I grew up reading newspapers, a habit that I still delight in to this day. We’re fortunate, here in the Upper Valley, to have a strong and vibrant morning newspaper. Even when the Valley News runs a column or a story that agitates, their local news coverage underpins the cohesiveness of our bi-state region in a way that nothing else does.
And for that, I am grateful.
So the cover of this book was destined to make me smile. And then I opened Lydia Cassatt Reading the Morning Paper.
This book is a delight to read as well as to hold. I recently read a story in the Guardian of London about the falling level of ebook sales and the accompanying increase in sales of books-on-paper. Among the many points made in the article, it talked about the resurgence of appreciation among readers of well-designed books. This is a good example of the printing arts.
This is a small volume, 5 1/2 x 7 inches and only 164 pages. The paper is a higher grade than the wretched stuff used in schlocky paperback mysteries, giving the reader a little tactile frisson with every turned page.
The cover has French flaps, also called gatefolds, extensions of both the front and back covers that are folded in. I love this style of cover. In summer, when the weather is humid, they keep the cover from curling up and in the hand…well…they just feel so nice.

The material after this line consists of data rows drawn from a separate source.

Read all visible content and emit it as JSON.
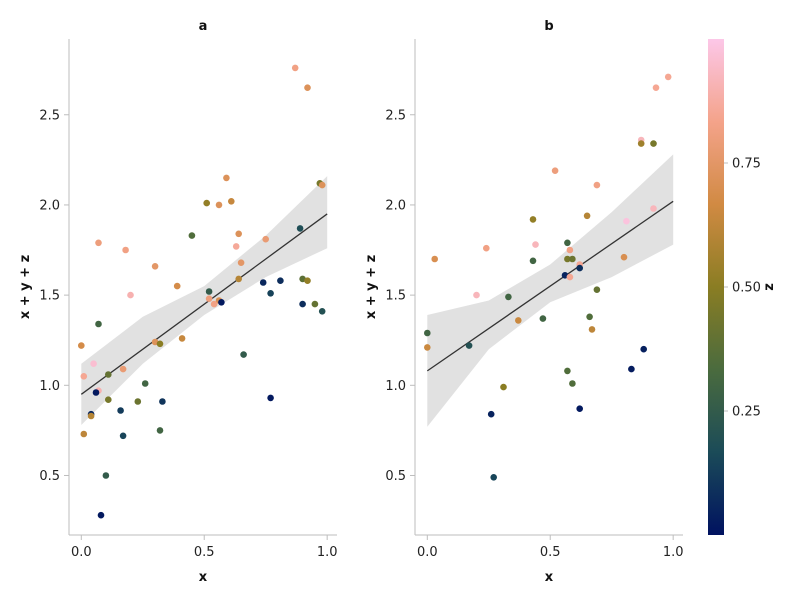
{
  "chart_data": [
    {
      "type": "scatter",
      "title": "a",
      "xlabel": "x",
      "ylabel": "x + y + z",
      "xlim": [
        -0.05,
        1.04
      ],
      "ylim": [
        0.17,
        2.92
      ],
      "xticks": [
        "0.0",
        "0.5",
        "1.0"
      ],
      "yticks": [
        "0.5",
        "1.0",
        "1.5",
        "2.0",
        "2.5"
      ],
      "fit": {
        "x": [
          0.0,
          1.0
        ],
        "y": [
          0.95,
          1.95
        ]
      },
      "band": {
        "x": [
          0.0,
          0.25,
          0.5,
          0.75,
          1.0
        ],
        "lower": [
          0.78,
          1.12,
          1.39,
          1.6,
          1.76
        ],
        "upper": [
          1.12,
          1.38,
          1.55,
          1.83,
          2.16
        ]
      },
      "points": [
        {
          "x": 0.87,
          "y": 2.76,
          "z": 0.82
        },
        {
          "x": 0.92,
          "y": 2.65,
          "z": 0.72
        },
        {
          "x": 0.59,
          "y": 2.15,
          "z": 0.72
        },
        {
          "x": 0.61,
          "y": 2.02,
          "z": 0.64
        },
        {
          "x": 0.51,
          "y": 2.01,
          "z": 0.52
        },
        {
          "x": 0.56,
          "y": 2.0,
          "z": 0.72
        },
        {
          "x": 0.97,
          "y": 2.12,
          "z": 0.45
        },
        {
          "x": 0.98,
          "y": 2.11,
          "z": 0.72
        },
        {
          "x": 0.89,
          "y": 1.87,
          "z": 0.18
        },
        {
          "x": 0.64,
          "y": 1.84,
          "z": 0.72
        },
        {
          "x": 0.45,
          "y": 1.83,
          "z": 0.35
        },
        {
          "x": 0.75,
          "y": 1.81,
          "z": 0.78
        },
        {
          "x": 0.07,
          "y": 1.79,
          "z": 0.8
        },
        {
          "x": 0.63,
          "y": 1.77,
          "z": 0.86
        },
        {
          "x": 0.18,
          "y": 1.75,
          "z": 0.82
        },
        {
          "x": 0.65,
          "y": 1.68,
          "z": 0.75
        },
        {
          "x": 0.3,
          "y": 1.66,
          "z": 0.75
        },
        {
          "x": 0.64,
          "y": 1.59,
          "z": 0.6
        },
        {
          "x": 0.9,
          "y": 1.59,
          "z": 0.38
        },
        {
          "x": 0.92,
          "y": 1.58,
          "z": 0.52
        },
        {
          "x": 0.81,
          "y": 1.58,
          "z": 0.08
        },
        {
          "x": 0.74,
          "y": 1.57,
          "z": 0.06
        },
        {
          "x": 0.39,
          "y": 1.55,
          "z": 0.68
        },
        {
          "x": 0.52,
          "y": 1.52,
          "z": 0.25
        },
        {
          "x": 0.77,
          "y": 1.51,
          "z": 0.14
        },
        {
          "x": 0.2,
          "y": 1.5,
          "z": 0.9
        },
        {
          "x": 0.52,
          "y": 1.48,
          "z": 0.8
        },
        {
          "x": 0.56,
          "y": 1.47,
          "z": 0.7
        },
        {
          "x": 0.57,
          "y": 1.46,
          "z": 0.02
        },
        {
          "x": 0.54,
          "y": 1.45,
          "z": 0.82
        },
        {
          "x": 0.9,
          "y": 1.45,
          "z": 0.08
        },
        {
          "x": 0.95,
          "y": 1.45,
          "z": 0.4
        },
        {
          "x": 0.98,
          "y": 1.41,
          "z": 0.2
        },
        {
          "x": 0.07,
          "y": 1.34,
          "z": 0.3
        },
        {
          "x": 0.41,
          "y": 1.26,
          "z": 0.64
        },
        {
          "x": 0.3,
          "y": 1.24,
          "z": 0.72
        },
        {
          "x": 0.32,
          "y": 1.23,
          "z": 0.5
        },
        {
          "x": 0.0,
          "y": 1.22,
          "z": 0.68
        },
        {
          "x": 0.66,
          "y": 1.17,
          "z": 0.25
        },
        {
          "x": 0.05,
          "y": 1.12,
          "z": 0.96
        },
        {
          "x": 0.17,
          "y": 1.09,
          "z": 0.78
        },
        {
          "x": 0.11,
          "y": 1.06,
          "z": 0.4
        },
        {
          "x": 0.01,
          "y": 1.05,
          "z": 0.85
        },
        {
          "x": 0.26,
          "y": 1.01,
          "z": 0.3
        },
        {
          "x": 0.07,
          "y": 0.97,
          "z": 0.9
        },
        {
          "x": 0.06,
          "y": 0.96,
          "z": 0.02
        },
        {
          "x": 0.77,
          "y": 0.93,
          "z": 0.02
        },
        {
          "x": 0.11,
          "y": 0.92,
          "z": 0.45
        },
        {
          "x": 0.23,
          "y": 0.91,
          "z": 0.42
        },
        {
          "x": 0.33,
          "y": 0.91,
          "z": 0.1
        },
        {
          "x": 0.16,
          "y": 0.86,
          "z": 0.12
        },
        {
          "x": 0.04,
          "y": 0.84,
          "z": 0.06
        },
        {
          "x": 0.04,
          "y": 0.83,
          "z": 0.6
        },
        {
          "x": 0.32,
          "y": 0.75,
          "z": 0.3
        },
        {
          "x": 0.01,
          "y": 0.73,
          "z": 0.62
        },
        {
          "x": 0.17,
          "y": 0.72,
          "z": 0.15
        },
        {
          "x": 0.1,
          "y": 0.5,
          "z": 0.25
        },
        {
          "x": 0.08,
          "y": 0.28,
          "z": 0.02
        }
      ]
    },
    {
      "type": "scatter",
      "title": "b",
      "xlabel": "x",
      "ylabel": "x + y + z",
      "xlim": [
        -0.05,
        1.04
      ],
      "ylim": [
        0.17,
        2.92
      ],
      "xticks": [
        "0.0",
        "0.5",
        "1.0"
      ],
      "yticks": [
        "0.5",
        "1.0",
        "1.5",
        "2.0",
        "2.5"
      ],
      "fit": {
        "x": [
          0.0,
          1.0
        ],
        "y": [
          1.08,
          2.02
        ]
      },
      "band": {
        "x": [
          0.0,
          0.25,
          0.5,
          0.75,
          1.0
        ],
        "lower": [
          0.77,
          1.2,
          1.46,
          1.6,
          1.78
        ],
        "upper": [
          1.39,
          1.47,
          1.67,
          1.96,
          2.28
        ]
      },
      "points": [
        {
          "x": 0.98,
          "y": 2.71,
          "z": 0.85
        },
        {
          "x": 0.93,
          "y": 2.65,
          "z": 0.85
        },
        {
          "x": 0.87,
          "y": 2.36,
          "z": 0.92
        },
        {
          "x": 0.87,
          "y": 2.34,
          "z": 0.55
        },
        {
          "x": 0.92,
          "y": 2.34,
          "z": 0.45
        },
        {
          "x": 0.52,
          "y": 2.19,
          "z": 0.8
        },
        {
          "x": 0.69,
          "y": 2.11,
          "z": 0.82
        },
        {
          "x": 0.92,
          "y": 1.98,
          "z": 0.92
        },
        {
          "x": 0.65,
          "y": 1.94,
          "z": 0.6
        },
        {
          "x": 0.43,
          "y": 1.92,
          "z": 0.52
        },
        {
          "x": 0.81,
          "y": 1.91,
          "z": 0.98
        },
        {
          "x": 0.57,
          "y": 1.79,
          "z": 0.3
        },
        {
          "x": 0.44,
          "y": 1.78,
          "z": 0.92
        },
        {
          "x": 0.24,
          "y": 1.76,
          "z": 0.82
        },
        {
          "x": 0.58,
          "y": 1.75,
          "z": 0.82
        },
        {
          "x": 0.03,
          "y": 1.7,
          "z": 0.7
        },
        {
          "x": 0.8,
          "y": 1.71,
          "z": 0.7
        },
        {
          "x": 0.43,
          "y": 1.69,
          "z": 0.3
        },
        {
          "x": 0.57,
          "y": 1.7,
          "z": 0.45
        },
        {
          "x": 0.59,
          "y": 1.7,
          "z": 0.42
        },
        {
          "x": 0.62,
          "y": 1.67,
          "z": 0.85
        },
        {
          "x": 0.62,
          "y": 1.65,
          "z": 0.08
        },
        {
          "x": 0.56,
          "y": 1.61,
          "z": 0.05
        },
        {
          "x": 0.58,
          "y": 1.6,
          "z": 0.85
        },
        {
          "x": 0.69,
          "y": 1.53,
          "z": 0.4
        },
        {
          "x": 0.2,
          "y": 1.5,
          "z": 0.92
        },
        {
          "x": 0.33,
          "y": 1.49,
          "z": 0.3
        },
        {
          "x": 0.66,
          "y": 1.38,
          "z": 0.35
        },
        {
          "x": 0.47,
          "y": 1.37,
          "z": 0.3
        },
        {
          "x": 0.37,
          "y": 1.36,
          "z": 0.65
        },
        {
          "x": 0.67,
          "y": 1.31,
          "z": 0.62
        },
        {
          "x": 0.0,
          "y": 1.29,
          "z": 0.3
        },
        {
          "x": 0.17,
          "y": 1.22,
          "z": 0.2
        },
        {
          "x": 0.0,
          "y": 1.21,
          "z": 0.65
        },
        {
          "x": 0.88,
          "y": 1.2,
          "z": 0.04
        },
        {
          "x": 0.83,
          "y": 1.09,
          "z": 0.03
        },
        {
          "x": 0.57,
          "y": 1.08,
          "z": 0.35
        },
        {
          "x": 0.59,
          "y": 1.01,
          "z": 0.35
        },
        {
          "x": 0.31,
          "y": 0.99,
          "z": 0.5
        },
        {
          "x": 0.62,
          "y": 0.87,
          "z": 0.02
        },
        {
          "x": 0.26,
          "y": 0.84,
          "z": 0.05
        },
        {
          "x": 0.27,
          "y": 0.49,
          "z": 0.15
        }
      ]
    }
  ],
  "colorbar": {
    "label": "z",
    "ticks": [
      "0.25",
      "0.50",
      "0.75"
    ],
    "tick_values": [
      0.25,
      0.5,
      0.75
    ],
    "range": [
      0.0,
      1.0
    ],
    "colors": [
      "#001260",
      "#1b4b58",
      "#4a6b3e",
      "#8a7d23",
      "#d18a43",
      "#f4a38a",
      "#fcc7e8"
    ]
  }
}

The type design is airy (lots of space between the lines) and its elegance complements the author’s poetic prose perfectly. In addition, there are color plates of portraits of Lydia Cassatt inside.
Lydia was the sister of Mary Cassatt, an American painter and printmaker who lived and worked most of her life in France in the late 19th to the early 20th century. Mary exhibited with the Impressionists, painting (mostly) the domestic side of women’s lives. Nowadays, her work is exhibited in galleries around the world and is highly prized.
Lydia, who suffered from Bright’s disease and died in 1882, was one of Mary’s favorite models. This book is a meditation on the sisters’ relationship as well as painting, family, and illness, all told from Lydia’s point of view.
Lydia Cassatt Reading the Morning Paper is moving and beautiful, both to read and to hold in your hands and heart. I hope you take the opportunity to read it.